Agency and decision making: making the right decisions, and making your decisions right
Decision making often starts from the assumption that people are trying to make optimal choices. But there’s a subtlety here; some people are trying to make optimal choices given their limitations, and some people are trying to satisfice.
(A lot of the debate about whether humans are rational - Stein, Stanovich, Gigerenzer - depends on how you define rationality and optimal choices. “Humans don’t make optimal choices - so they’re irrational!” “On the other hand, they’re ecologically rational, or (rationally) satisficing rather than optimising, or optimising given natural constraints . . .”)
Most people don’t start by making optimal choices simpliciter; they make a choice and then do their best to make it optimal (and normally end up with some satisficed alternative). The Promised Neverland, Chapter 109 makes this point quite sharply:
Trying to make the correct decision is important, but that alone isn't all there is to it.
In the moment, nobody can know what the correct or incorrect decision is going to be. But what's important are the decisions you make afterwards, and the effort you put in to make that decision correct.
Even if the judgement you made finished in a bad result, what can you do from there? In what way can you still fight for what's important to you?
If it was decided by judgement alone, life would be a real gamble. Have faith in your judgement. And no matter what that results in, move forward.
Alternative translation from MS:
It's not your fault. Of course, it's very important to try your hardest to decide the best alternative, but that's not the be-all and end-all of it.
No one in the world can know in advance which choice will be the best. That's impossible. The point is what comes after . . . and making the best out of your choice. If the path you've chosen brings about something bad, that's all the more reason for you to work even harder to find out how to proceed.
If you just focus on plans and predictions, you'll end up playing games with people's lives. Stand by your choices. Take responsibility for them. Whatever happens, keep moving on.
It’s interesting how these discussions of agency are framed. In The Promised Neverland, the affirmation of agency is preceded by saying “It’s not your fault.” A similar situation happens in Good Will Hunting: Will has to realise that many parts of his life were not his fault before he can move on. Agency is more easily exercised after the past has been renounced - starting with a clean slate, as it were.
A similar sentiment is expressed by saying, “Imagine that today is the first day you exist/that your consciousness is inhabiting your body for the first time. What would you change?” The point of this question is to remove path dependence and sunk cost fallacies, and to allow people to make decisions in a new light.
Andrew Solomon makes a similar point in a 2014 talk [video and transcript]:
My last book was about how families manage to deal with various kinds of challenging or unusual offspring. And one of the mothers I interviewed, who had two children with multiple severe disabilities, said to me, “People always give us these little sayings like, ‘God doesn't give you any more than you can handle.’ But children like ours are not preordained as a gift.
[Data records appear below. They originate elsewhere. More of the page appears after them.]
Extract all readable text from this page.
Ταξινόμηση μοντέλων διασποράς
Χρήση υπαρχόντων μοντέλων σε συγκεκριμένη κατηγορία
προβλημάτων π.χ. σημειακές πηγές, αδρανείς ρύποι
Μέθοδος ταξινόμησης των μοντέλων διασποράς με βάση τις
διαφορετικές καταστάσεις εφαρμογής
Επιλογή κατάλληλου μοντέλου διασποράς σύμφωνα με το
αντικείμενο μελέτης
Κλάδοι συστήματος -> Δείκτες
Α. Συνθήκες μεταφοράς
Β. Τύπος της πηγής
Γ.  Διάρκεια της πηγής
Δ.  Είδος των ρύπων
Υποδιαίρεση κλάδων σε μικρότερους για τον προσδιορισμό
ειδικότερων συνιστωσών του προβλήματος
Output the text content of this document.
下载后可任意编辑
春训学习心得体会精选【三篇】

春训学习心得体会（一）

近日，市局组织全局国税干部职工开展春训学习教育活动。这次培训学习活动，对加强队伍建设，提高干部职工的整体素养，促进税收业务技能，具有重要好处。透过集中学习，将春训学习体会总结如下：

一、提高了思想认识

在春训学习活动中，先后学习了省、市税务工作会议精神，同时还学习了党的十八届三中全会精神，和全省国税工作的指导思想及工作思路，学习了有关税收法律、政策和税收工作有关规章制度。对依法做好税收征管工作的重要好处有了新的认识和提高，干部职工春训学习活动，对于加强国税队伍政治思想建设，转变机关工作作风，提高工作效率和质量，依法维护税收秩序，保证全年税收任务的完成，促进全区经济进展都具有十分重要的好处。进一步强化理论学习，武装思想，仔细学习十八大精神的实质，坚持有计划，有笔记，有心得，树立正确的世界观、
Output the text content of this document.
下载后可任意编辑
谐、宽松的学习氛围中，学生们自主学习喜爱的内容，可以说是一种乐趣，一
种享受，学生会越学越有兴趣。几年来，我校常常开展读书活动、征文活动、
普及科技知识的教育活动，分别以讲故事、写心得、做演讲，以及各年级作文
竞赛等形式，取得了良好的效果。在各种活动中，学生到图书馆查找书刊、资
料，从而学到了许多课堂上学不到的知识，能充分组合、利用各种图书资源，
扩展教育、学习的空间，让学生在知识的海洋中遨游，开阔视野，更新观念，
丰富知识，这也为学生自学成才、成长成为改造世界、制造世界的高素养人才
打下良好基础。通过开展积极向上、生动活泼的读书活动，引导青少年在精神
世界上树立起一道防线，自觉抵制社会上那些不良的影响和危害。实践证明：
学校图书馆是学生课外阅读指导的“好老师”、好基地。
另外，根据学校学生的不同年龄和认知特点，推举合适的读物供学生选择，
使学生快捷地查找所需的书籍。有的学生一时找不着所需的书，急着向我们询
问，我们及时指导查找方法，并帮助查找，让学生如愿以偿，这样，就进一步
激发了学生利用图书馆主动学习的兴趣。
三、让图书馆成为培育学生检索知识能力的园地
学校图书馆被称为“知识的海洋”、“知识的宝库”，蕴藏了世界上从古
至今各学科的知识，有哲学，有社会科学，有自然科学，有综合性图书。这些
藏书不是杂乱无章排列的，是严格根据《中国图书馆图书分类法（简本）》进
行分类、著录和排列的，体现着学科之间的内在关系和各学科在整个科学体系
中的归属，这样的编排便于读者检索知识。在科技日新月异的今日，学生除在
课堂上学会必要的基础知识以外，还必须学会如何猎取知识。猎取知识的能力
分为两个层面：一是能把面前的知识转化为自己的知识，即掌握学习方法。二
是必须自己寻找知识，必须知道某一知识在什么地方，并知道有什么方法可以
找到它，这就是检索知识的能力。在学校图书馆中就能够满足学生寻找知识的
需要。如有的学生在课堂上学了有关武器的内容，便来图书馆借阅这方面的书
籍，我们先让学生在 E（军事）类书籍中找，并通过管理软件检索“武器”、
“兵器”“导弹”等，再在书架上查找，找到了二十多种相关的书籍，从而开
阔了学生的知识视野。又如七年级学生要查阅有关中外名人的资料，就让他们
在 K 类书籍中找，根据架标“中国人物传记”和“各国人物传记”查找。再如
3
They're a gift because that's what we have chosen.” We make those choices all our lives. . .
Forging meaning and building identity does not make what was wrong right. It only makes what was wrong precious.
As I enjoyed his talk, I will quote some other portions:
We don't seek the painful experiences that hew our identities, but we seek our identities in the wake of painful experiences. We cannot bear a pointless torment, but we can endure great pain if we believe that it's purposeful. Ease makes less of an impression on us than struggle. We could have been ourselves without our delights, but not without the misfortunes that drive our search for meaning. . .
I would have had an easier life if I were straight, but I would not be me. And I now like being myself better than the idea of being someone else, someone who, to be honest, I have neither the option of being nor the ability fully to imagine. But if you banish the dragons, you banish the heroes, and we become attached to the heroic strain in our own lives. . .
I tend to find the ecstasy hidden in ordinary joys, because I did not expect those joys to be ordinary to me. . . All those earlier experiences were what had propelled me to this moment, and I was finally unconditionally grateful for a life I'd once have done anything to change.